Improving grain yield and adaptation is achieved by synchronising crop phenology with the environment. Phenology research is complex and encounters analytical challenges in characterising genotype x environment (GxE) interactions. This paper presents a simple approach that helps to explain the environmental drivers of phenology. Photoperiod and temperature are major environmental cues for expression of crop developmental genes, and sensitivity to photoperiod is thought to be the major cause of maturity differences among Australian spring barley varieties. However, temperature and photoperiod show similar seasonal trends and strong autocorrelation makes it difficult to distinguish their relative importance in crop development.
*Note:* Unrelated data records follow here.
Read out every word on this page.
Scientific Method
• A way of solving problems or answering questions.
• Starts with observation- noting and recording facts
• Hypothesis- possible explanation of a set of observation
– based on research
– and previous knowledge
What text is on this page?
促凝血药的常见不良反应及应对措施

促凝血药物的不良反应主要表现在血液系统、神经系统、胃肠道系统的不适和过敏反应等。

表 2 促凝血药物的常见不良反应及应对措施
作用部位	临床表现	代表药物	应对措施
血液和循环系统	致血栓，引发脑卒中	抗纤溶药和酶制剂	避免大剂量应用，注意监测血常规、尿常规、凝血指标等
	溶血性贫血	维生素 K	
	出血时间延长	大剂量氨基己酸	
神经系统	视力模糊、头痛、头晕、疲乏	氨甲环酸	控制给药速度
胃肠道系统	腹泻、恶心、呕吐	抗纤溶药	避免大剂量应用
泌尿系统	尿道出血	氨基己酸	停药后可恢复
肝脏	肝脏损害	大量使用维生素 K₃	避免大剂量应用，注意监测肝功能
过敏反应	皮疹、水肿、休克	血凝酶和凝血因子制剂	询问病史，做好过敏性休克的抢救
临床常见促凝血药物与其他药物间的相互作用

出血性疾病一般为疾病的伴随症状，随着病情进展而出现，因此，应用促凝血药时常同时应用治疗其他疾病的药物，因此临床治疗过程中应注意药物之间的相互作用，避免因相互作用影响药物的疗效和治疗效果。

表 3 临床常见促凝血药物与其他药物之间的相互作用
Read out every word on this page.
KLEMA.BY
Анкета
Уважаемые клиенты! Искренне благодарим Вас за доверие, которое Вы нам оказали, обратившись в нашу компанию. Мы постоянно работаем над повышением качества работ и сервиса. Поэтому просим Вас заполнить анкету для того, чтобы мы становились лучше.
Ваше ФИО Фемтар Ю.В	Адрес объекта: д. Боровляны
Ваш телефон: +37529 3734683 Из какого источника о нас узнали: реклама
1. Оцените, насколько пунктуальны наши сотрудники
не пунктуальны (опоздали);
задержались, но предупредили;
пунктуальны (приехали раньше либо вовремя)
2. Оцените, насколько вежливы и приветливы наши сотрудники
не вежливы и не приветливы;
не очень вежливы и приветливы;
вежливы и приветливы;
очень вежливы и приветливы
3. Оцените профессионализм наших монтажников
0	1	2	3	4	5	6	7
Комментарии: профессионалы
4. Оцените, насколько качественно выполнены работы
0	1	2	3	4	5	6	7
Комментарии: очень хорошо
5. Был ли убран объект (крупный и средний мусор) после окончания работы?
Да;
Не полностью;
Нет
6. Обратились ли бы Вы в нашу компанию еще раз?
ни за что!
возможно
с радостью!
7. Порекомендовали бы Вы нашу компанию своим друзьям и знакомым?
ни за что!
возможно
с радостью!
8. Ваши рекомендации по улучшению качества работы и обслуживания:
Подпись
Partial Least Squares regression (PLS) was developed to handle large data sets with many correlated explanatory variables and only one dependent variable. Across 35 environments encompassing a wide range of temperature and photoperiod regimes in southern Australia, a PLS model described more than 90 % of the phenotypic variation in time to anthesis of three adapted barley cultivars. The PLS outputs defined the critical periods when photoperiod and temperature were most influential, and revealed that temperature effects are of equal or greater importance than photoperiod in determining anthesis date, which is a new finding for genotypes adapted to Australian environments. Insight into the previously elusive differential responses to changes in daily average, maximum, and minimum temperatures will assist in developing flowering models for growers that are more accurate, and assist breeders in the genetic dissection of phenology for target environments.